6. The high-precision positioning and deviation correction system of vision and laser fusion according to claim 5, is characterized in that, described module M1 adopts:

Module M1.1: Use lidar to build a 2d grid map used for corresponding navigation;

Module M1.2: Based on the established 2d grid map, use the lidar of the cleaning robot to locate the designated cleaning point.

7. The high-precision positioning and deviation correction system of vision and laser fusion according to claim 5, characterized in that, the module M3 adopts: based on the icp registration algorithm iteratively completes the 3D model obtained by the current scan and the 3D model established in advance to meet the preset requirements. Match the required 3D model of the cleaning object, so as to obtain the visual point with the best matching degree.

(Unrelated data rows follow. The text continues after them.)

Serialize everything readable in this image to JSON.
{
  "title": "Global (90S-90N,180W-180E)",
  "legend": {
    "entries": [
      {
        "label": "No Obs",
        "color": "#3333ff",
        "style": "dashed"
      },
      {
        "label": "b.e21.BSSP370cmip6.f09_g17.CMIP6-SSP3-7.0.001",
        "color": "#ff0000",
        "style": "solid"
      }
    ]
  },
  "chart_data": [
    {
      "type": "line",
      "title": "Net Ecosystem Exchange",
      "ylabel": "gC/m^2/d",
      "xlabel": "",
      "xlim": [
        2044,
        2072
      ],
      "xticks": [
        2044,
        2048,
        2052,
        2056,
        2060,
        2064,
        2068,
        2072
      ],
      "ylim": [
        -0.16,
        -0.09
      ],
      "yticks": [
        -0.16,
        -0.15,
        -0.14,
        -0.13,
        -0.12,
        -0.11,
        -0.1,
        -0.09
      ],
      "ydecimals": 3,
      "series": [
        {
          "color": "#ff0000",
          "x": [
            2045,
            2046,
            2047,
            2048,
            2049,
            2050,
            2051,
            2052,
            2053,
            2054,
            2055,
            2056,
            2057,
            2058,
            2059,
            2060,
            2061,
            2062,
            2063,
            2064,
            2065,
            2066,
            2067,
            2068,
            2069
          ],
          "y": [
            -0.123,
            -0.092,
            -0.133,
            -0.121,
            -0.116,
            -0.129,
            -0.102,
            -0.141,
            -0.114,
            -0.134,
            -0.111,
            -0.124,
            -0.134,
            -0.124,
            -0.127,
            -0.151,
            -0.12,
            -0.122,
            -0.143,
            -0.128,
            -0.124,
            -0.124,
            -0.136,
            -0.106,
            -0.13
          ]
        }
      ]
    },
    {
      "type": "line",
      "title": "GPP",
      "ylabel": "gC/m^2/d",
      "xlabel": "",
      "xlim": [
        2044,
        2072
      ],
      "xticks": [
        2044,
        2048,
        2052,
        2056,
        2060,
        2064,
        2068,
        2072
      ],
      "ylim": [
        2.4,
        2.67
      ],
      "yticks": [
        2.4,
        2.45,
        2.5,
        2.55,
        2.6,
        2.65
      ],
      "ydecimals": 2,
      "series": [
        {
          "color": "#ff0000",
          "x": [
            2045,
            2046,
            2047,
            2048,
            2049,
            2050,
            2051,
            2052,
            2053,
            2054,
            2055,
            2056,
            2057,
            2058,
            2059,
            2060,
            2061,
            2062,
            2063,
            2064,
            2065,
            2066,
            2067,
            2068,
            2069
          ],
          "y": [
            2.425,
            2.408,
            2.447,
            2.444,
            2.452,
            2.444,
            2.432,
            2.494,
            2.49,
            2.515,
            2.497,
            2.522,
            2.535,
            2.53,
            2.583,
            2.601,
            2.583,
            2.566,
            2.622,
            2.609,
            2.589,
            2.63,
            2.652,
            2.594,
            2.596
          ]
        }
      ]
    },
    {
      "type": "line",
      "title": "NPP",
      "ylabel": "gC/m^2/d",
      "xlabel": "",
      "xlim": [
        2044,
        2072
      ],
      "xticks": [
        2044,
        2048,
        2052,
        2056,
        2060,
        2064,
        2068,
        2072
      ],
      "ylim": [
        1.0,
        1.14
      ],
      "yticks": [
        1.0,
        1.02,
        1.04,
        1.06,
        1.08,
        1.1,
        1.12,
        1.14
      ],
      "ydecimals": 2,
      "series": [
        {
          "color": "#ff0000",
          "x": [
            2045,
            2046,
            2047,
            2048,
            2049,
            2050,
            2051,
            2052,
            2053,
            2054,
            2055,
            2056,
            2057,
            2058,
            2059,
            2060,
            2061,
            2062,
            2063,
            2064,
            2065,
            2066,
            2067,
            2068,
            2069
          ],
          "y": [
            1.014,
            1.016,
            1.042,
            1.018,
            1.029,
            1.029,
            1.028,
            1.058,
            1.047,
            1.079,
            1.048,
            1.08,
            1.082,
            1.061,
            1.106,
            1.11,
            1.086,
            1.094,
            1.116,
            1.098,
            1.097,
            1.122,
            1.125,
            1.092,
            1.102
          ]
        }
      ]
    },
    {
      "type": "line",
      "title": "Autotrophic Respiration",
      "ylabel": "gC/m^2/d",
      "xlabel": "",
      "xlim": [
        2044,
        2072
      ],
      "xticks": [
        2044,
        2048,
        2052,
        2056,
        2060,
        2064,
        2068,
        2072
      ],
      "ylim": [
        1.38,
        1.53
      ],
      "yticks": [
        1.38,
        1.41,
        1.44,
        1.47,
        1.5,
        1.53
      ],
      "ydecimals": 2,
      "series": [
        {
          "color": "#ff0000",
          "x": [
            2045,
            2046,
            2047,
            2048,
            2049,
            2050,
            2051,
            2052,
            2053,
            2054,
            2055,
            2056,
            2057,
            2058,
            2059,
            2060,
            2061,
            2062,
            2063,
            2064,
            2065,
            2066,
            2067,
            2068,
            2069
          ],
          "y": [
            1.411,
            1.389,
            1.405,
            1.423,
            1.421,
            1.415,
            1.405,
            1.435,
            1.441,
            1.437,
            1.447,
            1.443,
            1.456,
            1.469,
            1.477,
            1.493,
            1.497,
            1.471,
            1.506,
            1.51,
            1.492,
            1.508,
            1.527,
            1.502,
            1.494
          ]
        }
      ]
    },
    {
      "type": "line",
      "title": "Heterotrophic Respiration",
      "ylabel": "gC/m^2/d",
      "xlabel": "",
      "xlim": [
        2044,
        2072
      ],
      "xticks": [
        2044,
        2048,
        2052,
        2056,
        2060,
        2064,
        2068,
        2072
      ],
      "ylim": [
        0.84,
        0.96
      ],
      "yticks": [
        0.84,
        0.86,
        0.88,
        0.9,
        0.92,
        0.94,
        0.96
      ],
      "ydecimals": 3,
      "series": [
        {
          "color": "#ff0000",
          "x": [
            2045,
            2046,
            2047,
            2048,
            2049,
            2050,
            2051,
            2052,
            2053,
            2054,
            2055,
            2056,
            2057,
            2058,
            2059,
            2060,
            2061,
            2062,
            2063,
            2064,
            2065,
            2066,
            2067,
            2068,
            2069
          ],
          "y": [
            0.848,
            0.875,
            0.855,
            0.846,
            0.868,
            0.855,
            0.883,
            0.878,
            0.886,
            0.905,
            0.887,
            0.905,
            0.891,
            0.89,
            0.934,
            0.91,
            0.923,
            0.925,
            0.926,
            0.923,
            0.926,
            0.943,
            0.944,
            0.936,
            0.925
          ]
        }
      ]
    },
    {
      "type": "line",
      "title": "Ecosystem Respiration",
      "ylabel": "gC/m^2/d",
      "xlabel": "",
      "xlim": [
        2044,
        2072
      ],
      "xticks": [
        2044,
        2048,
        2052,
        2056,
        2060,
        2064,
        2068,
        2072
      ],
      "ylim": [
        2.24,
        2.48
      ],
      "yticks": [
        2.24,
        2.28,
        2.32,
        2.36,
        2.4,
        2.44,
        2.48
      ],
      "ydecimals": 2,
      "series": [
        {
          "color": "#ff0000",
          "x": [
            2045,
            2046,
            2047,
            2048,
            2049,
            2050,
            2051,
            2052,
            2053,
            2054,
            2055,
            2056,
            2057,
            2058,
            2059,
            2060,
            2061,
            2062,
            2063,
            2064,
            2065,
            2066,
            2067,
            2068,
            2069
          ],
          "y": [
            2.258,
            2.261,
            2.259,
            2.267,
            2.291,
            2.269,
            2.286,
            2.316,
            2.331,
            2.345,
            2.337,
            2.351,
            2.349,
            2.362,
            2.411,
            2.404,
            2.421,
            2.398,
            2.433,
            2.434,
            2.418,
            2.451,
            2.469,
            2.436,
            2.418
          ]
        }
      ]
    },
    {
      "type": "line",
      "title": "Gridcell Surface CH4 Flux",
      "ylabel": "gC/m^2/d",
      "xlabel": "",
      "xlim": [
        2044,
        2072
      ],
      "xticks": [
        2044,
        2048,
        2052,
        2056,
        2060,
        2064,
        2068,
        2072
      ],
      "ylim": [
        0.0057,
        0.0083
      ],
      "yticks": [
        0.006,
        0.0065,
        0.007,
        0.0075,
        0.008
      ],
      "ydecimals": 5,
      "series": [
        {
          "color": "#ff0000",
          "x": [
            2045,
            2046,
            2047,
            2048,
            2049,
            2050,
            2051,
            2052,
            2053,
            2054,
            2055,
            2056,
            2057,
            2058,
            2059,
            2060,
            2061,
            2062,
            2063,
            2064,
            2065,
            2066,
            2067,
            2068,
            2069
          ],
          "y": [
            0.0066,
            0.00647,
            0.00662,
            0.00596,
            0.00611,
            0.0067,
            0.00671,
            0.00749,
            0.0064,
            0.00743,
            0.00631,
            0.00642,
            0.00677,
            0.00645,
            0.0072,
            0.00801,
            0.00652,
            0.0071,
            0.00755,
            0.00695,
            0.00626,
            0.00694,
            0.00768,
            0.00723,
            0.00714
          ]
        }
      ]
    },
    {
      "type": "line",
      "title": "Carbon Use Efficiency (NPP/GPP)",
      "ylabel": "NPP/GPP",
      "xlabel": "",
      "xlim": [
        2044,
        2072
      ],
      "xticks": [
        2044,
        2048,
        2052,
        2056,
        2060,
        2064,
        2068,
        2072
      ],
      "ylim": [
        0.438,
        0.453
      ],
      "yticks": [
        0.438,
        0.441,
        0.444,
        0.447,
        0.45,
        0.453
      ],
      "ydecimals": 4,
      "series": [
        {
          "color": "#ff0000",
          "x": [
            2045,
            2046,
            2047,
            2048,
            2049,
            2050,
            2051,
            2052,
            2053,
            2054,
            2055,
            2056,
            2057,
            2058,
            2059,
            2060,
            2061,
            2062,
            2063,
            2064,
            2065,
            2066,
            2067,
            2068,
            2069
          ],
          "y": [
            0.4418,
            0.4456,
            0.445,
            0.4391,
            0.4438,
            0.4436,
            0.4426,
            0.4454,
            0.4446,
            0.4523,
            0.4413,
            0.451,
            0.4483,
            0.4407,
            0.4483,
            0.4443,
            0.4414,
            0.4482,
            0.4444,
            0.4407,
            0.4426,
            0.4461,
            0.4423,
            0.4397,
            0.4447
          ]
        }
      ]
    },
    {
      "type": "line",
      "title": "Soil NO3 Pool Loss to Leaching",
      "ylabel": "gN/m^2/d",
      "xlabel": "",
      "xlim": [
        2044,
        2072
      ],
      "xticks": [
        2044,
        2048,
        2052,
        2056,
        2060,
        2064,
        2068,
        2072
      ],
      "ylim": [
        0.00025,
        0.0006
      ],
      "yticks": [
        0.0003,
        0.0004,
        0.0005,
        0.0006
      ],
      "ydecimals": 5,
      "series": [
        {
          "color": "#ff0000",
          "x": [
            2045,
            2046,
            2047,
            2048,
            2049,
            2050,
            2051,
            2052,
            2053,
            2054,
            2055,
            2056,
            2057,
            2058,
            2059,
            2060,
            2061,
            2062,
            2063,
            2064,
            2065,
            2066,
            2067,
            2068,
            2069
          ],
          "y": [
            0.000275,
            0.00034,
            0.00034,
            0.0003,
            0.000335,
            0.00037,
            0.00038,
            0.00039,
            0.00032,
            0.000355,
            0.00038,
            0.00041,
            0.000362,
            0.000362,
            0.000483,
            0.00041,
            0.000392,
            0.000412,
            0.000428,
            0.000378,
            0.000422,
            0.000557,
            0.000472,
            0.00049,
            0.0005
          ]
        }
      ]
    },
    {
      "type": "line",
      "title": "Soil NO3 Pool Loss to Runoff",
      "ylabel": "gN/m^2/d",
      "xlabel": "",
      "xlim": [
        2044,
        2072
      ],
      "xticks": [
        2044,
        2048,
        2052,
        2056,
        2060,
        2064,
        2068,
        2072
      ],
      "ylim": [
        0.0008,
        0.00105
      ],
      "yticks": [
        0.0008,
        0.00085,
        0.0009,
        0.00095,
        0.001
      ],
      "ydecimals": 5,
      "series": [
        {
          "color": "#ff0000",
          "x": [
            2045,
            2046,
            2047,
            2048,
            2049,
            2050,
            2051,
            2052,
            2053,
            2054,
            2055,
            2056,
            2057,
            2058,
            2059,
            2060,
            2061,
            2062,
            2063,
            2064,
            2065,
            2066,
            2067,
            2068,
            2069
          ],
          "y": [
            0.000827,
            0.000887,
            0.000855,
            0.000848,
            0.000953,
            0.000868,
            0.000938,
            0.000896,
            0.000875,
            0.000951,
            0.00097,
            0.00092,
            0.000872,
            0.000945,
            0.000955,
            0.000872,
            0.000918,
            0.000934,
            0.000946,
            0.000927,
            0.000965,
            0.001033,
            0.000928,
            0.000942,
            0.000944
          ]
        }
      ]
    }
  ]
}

8. the high-precision positioning and deviation correction system of vision and laser fusion according to claim 5, is characterized in that, described module M4 adopts: utilizes vision and the corresponding positional relationship of robot chassis center to calculate the distance and distance of robot chassis center relative to cleaning object. angle, and control the robot to move accordingly.

9 . A computer-readable storage medium storing a computer program, wherein, when the computer program is executed by a processor, the steps of the method according to any one of claims 1 to 4 are implemented. 10 .

10. A cleaning robot, comprising: a controller;

The controller includes the computer-readable storage medium storing the computer program according to claim 9, or the controller includes the high-precision positioning and deviation correction of vision and laser fusion according to any one of claims 5 to 8 system.